BATHROOM SOURCES: Light Fixture
The upstairs hallway bath was particularly scary when we first bought the house.
And here is that same bathroom now! We were actually able to find someone to build a new frame for the leaded glass so we could keep the original window. One of the few original items we were able to salvage! We wanted the floors and tub to be classic and reflective of the original style, so we went with a hex marble tile on the floor and beveled subway tiles in the shower.

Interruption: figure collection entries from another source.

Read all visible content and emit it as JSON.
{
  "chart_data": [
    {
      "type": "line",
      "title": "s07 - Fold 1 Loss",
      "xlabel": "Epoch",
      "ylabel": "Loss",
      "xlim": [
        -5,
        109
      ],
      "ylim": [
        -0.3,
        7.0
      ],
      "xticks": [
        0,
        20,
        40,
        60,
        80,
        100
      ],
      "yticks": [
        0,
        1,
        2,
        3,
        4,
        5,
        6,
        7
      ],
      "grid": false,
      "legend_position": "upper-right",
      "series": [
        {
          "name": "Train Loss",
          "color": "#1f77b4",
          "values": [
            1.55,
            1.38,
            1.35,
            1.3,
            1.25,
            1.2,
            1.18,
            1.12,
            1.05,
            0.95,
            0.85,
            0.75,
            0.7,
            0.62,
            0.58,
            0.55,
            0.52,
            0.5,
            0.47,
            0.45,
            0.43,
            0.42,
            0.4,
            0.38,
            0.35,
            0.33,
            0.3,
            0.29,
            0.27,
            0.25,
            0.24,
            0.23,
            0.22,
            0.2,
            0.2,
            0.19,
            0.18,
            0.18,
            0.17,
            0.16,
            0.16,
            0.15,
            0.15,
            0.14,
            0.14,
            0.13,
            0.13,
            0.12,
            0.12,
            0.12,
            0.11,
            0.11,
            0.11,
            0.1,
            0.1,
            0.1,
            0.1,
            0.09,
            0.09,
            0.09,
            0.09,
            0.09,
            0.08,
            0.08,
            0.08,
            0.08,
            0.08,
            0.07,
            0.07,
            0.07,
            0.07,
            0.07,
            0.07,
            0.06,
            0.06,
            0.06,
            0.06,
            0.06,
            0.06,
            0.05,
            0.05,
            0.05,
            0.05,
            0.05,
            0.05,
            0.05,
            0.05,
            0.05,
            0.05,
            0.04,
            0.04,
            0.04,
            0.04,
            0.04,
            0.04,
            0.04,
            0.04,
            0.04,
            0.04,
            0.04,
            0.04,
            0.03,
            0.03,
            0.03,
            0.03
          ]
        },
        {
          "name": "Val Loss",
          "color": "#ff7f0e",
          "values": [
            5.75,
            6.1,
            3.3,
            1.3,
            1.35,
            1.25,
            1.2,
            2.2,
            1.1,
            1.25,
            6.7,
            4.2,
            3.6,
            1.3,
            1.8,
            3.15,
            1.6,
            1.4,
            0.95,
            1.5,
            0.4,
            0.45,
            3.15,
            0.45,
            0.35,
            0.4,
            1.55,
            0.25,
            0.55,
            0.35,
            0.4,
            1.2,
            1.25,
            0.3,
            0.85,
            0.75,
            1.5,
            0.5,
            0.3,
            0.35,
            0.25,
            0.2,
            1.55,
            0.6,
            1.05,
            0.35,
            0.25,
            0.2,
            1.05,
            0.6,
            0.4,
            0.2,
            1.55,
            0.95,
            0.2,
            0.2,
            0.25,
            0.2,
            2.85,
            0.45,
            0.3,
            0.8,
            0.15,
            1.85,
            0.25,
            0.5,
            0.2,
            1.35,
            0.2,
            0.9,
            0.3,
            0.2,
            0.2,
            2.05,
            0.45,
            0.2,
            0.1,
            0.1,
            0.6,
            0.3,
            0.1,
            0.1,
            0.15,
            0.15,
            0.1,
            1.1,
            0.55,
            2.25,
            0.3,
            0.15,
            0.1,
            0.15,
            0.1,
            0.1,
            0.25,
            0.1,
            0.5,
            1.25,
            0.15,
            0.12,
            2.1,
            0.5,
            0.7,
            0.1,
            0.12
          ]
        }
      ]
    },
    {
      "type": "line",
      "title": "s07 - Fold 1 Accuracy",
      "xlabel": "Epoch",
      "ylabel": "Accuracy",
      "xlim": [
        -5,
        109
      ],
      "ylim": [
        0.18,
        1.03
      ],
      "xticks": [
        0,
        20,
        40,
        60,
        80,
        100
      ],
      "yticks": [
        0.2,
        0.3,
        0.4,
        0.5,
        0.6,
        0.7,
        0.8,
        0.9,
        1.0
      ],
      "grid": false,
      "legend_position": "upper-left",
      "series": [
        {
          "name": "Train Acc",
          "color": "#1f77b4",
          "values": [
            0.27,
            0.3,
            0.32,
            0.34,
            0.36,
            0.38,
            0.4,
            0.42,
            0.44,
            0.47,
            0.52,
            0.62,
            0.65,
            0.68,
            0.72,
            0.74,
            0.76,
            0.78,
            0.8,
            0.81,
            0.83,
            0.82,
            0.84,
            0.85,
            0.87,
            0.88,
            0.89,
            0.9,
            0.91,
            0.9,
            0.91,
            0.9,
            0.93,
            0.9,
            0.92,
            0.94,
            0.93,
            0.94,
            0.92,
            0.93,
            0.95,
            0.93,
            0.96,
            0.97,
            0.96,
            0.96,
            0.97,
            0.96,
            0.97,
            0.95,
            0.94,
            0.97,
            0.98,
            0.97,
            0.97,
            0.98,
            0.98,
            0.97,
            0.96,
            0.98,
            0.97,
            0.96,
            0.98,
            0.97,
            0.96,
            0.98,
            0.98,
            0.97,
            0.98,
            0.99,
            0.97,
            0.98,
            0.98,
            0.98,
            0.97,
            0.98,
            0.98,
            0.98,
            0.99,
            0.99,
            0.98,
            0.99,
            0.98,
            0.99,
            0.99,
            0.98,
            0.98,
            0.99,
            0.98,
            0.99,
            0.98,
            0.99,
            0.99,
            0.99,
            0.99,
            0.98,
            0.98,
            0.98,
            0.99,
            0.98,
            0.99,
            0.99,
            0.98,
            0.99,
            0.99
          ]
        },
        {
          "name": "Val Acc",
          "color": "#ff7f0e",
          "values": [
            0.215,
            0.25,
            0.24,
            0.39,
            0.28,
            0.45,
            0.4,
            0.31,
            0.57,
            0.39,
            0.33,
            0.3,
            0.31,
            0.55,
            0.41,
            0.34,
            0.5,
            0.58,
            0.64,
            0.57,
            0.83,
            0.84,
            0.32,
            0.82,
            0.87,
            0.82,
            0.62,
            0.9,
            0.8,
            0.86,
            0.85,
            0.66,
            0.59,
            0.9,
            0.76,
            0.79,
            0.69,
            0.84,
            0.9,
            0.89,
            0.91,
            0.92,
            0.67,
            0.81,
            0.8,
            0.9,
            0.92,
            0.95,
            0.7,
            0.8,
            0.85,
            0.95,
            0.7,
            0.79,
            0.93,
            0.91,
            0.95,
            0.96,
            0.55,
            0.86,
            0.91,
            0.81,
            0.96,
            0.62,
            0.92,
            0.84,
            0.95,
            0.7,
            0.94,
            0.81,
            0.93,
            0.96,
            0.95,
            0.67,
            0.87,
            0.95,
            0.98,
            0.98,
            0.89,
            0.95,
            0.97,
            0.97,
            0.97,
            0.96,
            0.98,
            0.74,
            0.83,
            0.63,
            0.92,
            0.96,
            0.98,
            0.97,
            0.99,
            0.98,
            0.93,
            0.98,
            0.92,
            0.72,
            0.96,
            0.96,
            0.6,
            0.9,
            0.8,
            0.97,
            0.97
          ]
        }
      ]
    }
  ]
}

The room below was the former master bedroom. It had a closet-like en suite (I’ll share that below) and essentially a coat closet. So, since we were adding square footage elsewhere, we opted to convert this bedroom into the master bathroom and closet, complete with laundry hook-up in case the new owners wanted an alternative to the basement laundry.
That same space looks like this now. This is the room we likely had the most “discussions” about, design-wise. It’s a different direction than I would have gone for the style of the home, but I had to choose my battles, and it still turned out beautifully.
Here was the shower below. It was tucked under the slope of the roof, and I’m guessing even most average-sized people had to duck while inside.
The footprint that held the toilet, sink and shower is now home to just the toilet. At one point we had envisioned built-ins under the roofline, but ultimately left it as is to allow the buyer to do what they want with the extra space.
And here is the actual bedroom. It was the bedroom next door to the prior master bedroom, and we joined it with the new bathroom and closet space. We like this location best because it’s also the quietest and most private corner of the house.
Other than some closet reconfiguration, we didn’t do much in the other two bedrooms other than drywall, staining the floors and updating the windows/trims and light fixtures!
BEDROOM SOURCES: Schoolhouse Light Fixture
And here is the other bedroom.
We also had to make the decision to remove this little bathroom off one of this secondary bedrooms. We were unable to adjust the footprint, and it honestly felt more creepy than functional. Your knees had to go under the sink to fit on the toilet. We tried 😉
So, although we hated to get rid of a bathroom, we ultimately made this space a closet since we weren’t able to move any of the walls here for structural reasons. The bedroom actually has two closets now, and this one would also be perfect for a little desk or toy closet! My wide-angle lens makes it look much larger now. I assure you it’s still tiny – it just looks less tiny without the toilet, sink and radiator! We also changed the orientation of the door so that it now swings out instead of in to avoid blocking the window when it’s open.
Perhaps one of the biggest changes we made was removing the old boiler system from the upstairs attic and moving to modern HVAC. Granted, this was by far our biggest expense, but by removing this equipment, insulating the walls and refinishing the space, we were able to add several hundred usable and finished square footage!
This is the same view as above. It’s crazy how open it is now! Perfect for a studio, toy room, office space, or really even another large bedroom!
This is a nook further down in the space. It’s also the only other original window we were able to salvage. To help with sound and cozy factors, we added wall to wall carpet. I don’t have any info on it, as I was not involved with ordering it.
Here are a few other details from the home.
The house is officially sold as of last week and I hope the new family loves the home we created. I’ll plan to do a follow-up post at a later date on the limewashing of the exterior. I don’t have tons of details on the actual process, but thought more images would be helpful for those possibly considering it!
I hope you enjoyed seeing this project over the past few months! Feel free to leave any questions below in comments and I’ll do by best to answer them!